The Northeast and Midwest regions recorded a 5% and 3.1% decrease, respectively, in elementary and secondary school enrollment between 2014 and 2026, according to the National Center for Education Statistics. However, the South and West posted an 8.3% and 4.3% increase.

"High school graduation rates, particularly in the Northeast and Midwest, have hit the proverbial enrollment cliff, and it's impacting a lot of the smaller schools," Turner said.

Some large state university systems are consolidating and closing satellite campuses to focus on their core infrastructure.

Pennsylvania State University officials reportedly will close seven of the university's commonwealth campuses at the end of the 2026-27 academic year. Those campuses have faced declining enrollment, with fall headcounts dropping 12.4% to 23,257 students between 2020 and 2024, according to Higher Ed Dive.

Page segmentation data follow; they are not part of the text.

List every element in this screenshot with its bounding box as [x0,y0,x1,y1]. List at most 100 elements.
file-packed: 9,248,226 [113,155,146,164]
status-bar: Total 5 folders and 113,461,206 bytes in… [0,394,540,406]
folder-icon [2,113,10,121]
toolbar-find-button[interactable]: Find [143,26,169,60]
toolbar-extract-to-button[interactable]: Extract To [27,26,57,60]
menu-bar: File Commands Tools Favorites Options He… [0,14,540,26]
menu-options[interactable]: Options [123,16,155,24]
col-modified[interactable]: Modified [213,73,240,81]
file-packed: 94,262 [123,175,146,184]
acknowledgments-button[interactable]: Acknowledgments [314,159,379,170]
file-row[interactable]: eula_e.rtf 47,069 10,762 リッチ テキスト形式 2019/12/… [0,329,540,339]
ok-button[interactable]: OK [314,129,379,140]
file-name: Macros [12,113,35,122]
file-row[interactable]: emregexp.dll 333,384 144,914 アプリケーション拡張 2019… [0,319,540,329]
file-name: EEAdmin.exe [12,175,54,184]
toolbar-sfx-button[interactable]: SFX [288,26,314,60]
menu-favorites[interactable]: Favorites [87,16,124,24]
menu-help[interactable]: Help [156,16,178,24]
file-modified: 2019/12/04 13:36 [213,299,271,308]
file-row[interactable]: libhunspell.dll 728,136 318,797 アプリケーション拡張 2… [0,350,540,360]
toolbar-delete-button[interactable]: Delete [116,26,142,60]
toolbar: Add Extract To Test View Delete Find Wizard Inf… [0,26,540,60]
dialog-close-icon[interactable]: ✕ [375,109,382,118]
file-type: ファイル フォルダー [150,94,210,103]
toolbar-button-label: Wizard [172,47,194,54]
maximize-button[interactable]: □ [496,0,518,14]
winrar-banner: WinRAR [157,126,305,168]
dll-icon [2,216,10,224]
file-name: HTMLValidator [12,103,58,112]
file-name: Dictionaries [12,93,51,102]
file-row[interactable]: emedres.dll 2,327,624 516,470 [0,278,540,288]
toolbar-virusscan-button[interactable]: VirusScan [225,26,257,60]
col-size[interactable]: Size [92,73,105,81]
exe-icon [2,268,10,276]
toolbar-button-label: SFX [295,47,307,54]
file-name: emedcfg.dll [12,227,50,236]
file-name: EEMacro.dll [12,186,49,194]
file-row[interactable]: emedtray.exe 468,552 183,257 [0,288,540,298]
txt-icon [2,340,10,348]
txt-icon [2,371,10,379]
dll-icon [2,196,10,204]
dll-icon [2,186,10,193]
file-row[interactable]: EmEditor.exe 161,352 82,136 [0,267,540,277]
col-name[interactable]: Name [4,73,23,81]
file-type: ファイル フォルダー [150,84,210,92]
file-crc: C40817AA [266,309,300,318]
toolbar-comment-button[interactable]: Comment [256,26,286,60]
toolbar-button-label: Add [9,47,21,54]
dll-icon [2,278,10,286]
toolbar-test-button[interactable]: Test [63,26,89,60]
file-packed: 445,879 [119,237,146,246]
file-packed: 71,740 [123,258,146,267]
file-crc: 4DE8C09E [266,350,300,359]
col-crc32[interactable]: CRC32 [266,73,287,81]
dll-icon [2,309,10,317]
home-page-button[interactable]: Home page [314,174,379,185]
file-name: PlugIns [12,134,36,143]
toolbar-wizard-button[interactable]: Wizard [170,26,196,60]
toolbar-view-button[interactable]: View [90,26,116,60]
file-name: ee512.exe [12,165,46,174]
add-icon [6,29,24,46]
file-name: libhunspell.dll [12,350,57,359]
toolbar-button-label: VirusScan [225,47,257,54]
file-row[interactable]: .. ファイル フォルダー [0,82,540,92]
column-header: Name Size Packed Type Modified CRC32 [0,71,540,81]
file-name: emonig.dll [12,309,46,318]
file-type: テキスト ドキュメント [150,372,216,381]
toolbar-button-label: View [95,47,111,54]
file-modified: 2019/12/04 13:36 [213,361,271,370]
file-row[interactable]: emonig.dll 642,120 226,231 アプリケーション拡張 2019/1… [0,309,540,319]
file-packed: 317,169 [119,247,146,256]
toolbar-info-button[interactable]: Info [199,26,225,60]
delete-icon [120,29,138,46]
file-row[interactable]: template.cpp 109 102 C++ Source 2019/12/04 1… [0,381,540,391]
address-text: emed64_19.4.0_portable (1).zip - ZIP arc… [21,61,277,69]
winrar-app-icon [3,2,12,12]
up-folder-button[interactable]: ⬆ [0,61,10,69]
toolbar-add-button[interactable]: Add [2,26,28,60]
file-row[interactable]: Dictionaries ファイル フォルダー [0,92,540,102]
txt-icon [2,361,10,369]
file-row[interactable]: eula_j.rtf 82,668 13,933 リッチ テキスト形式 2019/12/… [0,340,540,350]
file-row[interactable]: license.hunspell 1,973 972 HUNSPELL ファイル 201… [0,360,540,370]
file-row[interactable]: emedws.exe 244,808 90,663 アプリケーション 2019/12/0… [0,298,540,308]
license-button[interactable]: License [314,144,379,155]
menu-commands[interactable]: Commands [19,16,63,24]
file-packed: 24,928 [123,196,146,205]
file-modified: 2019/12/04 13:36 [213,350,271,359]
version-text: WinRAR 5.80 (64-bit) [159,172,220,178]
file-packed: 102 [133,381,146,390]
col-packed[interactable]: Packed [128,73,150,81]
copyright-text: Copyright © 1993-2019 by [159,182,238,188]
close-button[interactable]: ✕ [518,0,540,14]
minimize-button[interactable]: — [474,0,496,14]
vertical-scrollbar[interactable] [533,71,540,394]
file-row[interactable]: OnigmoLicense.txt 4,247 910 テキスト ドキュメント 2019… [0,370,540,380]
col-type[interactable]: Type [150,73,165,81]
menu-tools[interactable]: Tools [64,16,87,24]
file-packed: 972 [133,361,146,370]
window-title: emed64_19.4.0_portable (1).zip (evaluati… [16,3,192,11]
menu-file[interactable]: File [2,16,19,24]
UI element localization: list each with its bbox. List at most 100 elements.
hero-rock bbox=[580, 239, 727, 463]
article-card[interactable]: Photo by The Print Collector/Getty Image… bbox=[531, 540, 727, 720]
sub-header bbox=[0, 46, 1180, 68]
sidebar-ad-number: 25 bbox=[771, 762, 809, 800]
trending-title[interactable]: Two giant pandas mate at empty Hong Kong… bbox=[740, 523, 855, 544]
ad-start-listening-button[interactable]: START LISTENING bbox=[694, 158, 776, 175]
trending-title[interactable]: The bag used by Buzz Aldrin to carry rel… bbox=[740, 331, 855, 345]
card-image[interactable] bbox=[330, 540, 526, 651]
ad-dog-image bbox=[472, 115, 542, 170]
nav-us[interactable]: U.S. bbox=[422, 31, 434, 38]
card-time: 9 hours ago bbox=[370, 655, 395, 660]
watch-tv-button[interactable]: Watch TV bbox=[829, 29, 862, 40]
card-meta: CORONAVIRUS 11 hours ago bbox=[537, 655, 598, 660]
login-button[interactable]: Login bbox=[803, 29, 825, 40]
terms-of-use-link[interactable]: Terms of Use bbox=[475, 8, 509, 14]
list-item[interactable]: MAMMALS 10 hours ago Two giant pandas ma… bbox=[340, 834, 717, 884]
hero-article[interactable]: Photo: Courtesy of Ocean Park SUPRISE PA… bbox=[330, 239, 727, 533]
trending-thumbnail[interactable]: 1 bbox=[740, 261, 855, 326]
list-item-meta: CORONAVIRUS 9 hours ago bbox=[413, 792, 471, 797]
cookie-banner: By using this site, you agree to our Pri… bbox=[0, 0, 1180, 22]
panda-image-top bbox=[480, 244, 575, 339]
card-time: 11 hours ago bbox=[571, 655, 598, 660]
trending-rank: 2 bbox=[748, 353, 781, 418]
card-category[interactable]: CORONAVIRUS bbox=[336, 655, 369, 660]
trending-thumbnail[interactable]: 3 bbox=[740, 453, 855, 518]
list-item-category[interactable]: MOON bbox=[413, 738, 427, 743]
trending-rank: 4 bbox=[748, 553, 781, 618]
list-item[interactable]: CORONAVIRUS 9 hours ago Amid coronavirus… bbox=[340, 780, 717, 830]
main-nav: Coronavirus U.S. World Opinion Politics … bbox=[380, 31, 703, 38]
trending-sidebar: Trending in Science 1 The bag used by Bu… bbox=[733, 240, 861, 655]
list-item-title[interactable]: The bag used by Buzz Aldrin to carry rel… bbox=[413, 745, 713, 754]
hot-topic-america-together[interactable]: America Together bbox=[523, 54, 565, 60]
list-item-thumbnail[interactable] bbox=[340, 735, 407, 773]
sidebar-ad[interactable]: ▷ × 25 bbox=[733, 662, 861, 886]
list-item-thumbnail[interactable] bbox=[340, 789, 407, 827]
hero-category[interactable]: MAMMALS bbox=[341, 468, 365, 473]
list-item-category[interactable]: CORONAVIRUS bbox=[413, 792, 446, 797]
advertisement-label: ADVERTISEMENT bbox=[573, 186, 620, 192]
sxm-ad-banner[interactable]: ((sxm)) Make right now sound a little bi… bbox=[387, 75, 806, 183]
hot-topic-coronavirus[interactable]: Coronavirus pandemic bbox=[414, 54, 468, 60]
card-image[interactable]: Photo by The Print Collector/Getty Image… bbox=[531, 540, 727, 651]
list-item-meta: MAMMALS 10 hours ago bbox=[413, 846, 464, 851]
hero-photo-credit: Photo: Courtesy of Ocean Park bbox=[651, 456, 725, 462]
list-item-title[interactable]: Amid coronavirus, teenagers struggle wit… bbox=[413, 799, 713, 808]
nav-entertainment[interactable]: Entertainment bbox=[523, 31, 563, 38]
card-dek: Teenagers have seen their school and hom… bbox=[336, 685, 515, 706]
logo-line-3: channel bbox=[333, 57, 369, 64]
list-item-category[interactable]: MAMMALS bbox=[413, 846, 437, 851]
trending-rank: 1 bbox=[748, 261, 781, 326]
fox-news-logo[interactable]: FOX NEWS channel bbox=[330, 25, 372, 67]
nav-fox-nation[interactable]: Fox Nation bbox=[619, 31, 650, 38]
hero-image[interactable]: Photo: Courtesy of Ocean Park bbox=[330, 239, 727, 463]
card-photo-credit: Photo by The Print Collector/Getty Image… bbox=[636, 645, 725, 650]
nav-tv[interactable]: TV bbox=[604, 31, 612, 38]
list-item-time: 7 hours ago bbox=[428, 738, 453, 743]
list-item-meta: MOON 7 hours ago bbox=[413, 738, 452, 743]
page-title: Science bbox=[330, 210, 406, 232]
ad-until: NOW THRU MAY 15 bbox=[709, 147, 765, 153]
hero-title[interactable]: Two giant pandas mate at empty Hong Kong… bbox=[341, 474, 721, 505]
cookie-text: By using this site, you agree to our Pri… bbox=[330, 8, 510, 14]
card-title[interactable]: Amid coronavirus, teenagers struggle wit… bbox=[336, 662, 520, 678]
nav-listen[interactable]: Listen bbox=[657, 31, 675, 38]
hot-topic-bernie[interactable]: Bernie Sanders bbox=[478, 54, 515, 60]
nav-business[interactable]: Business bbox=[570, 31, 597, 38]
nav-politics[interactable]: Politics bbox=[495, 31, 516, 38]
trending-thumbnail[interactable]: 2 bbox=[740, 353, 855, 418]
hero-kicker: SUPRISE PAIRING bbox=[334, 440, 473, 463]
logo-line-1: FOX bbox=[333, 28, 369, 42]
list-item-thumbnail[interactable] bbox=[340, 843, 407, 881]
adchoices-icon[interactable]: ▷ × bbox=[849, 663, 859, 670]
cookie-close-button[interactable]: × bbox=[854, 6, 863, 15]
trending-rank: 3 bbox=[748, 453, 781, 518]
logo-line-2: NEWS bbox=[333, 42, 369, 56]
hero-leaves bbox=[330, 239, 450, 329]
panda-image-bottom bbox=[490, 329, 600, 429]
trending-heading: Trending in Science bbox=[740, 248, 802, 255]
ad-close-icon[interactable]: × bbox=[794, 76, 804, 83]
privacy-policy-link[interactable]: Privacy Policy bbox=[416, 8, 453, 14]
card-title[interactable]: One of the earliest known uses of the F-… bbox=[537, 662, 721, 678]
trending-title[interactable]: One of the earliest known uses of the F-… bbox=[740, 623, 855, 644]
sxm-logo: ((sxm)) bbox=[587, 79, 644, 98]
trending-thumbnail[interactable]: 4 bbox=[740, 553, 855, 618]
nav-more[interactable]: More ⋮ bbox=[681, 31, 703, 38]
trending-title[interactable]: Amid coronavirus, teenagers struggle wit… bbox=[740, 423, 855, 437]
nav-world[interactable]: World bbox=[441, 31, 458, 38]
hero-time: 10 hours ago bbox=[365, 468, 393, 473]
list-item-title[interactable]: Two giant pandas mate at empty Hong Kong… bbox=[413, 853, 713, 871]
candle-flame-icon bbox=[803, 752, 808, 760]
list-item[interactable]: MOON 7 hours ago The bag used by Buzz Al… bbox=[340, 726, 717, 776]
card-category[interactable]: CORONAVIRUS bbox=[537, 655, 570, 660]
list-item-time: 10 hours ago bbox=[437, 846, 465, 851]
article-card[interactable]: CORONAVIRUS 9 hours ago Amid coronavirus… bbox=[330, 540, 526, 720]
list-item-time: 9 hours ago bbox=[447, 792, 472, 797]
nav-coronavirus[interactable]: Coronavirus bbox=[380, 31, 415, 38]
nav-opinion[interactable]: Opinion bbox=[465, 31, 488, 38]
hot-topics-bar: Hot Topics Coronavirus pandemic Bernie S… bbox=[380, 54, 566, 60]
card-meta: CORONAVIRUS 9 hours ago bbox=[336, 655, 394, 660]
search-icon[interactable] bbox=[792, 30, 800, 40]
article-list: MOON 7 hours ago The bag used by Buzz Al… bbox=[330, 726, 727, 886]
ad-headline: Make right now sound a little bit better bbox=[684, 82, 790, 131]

To continue operating the campuses would have required $40M annually and $200M in facility investments.

The University of Wisconsin announced plans in October to close one of its two-year college campuses, Wisconsin Public Radio reported. Months prior, the school closed its Baraboo Sauk County campus, citing declining enrollment.

The opposite can be said for large schools in the South and West, which are actually reporting an uptick in enrollment.

The University of Virginia said in January it had a record 57,500 students applying for just over 7,000 slots in its early action admission cycle, UVA Today reported. The University of California and the University of Houston have also reported growing numbers of applicants.  

Some schools that are consolidating are working with local developers to address the overall housing crisis while also offloading real estate they no longer need.

In 2024, the University of Massachusetts Lowell unveiled plans for an $800M mixed-use project including more than 500 housing units that would redevelop part of its campus, the BBJ reported.

Earlier this month, Salem State University and AvalonBay Communities received approval from Salem officials to convert part of the university's campus into 340 luxury apartments.

Newmark Executive Vice Chairman Ryan Lang said other schools have converted older housing stock into market-rate units to help alleviate the local housing crunch.

"It's adding additional units to the city or to the town, which, in some ways, can help bring costs in," Lang said. "It certainly can be a net benefit."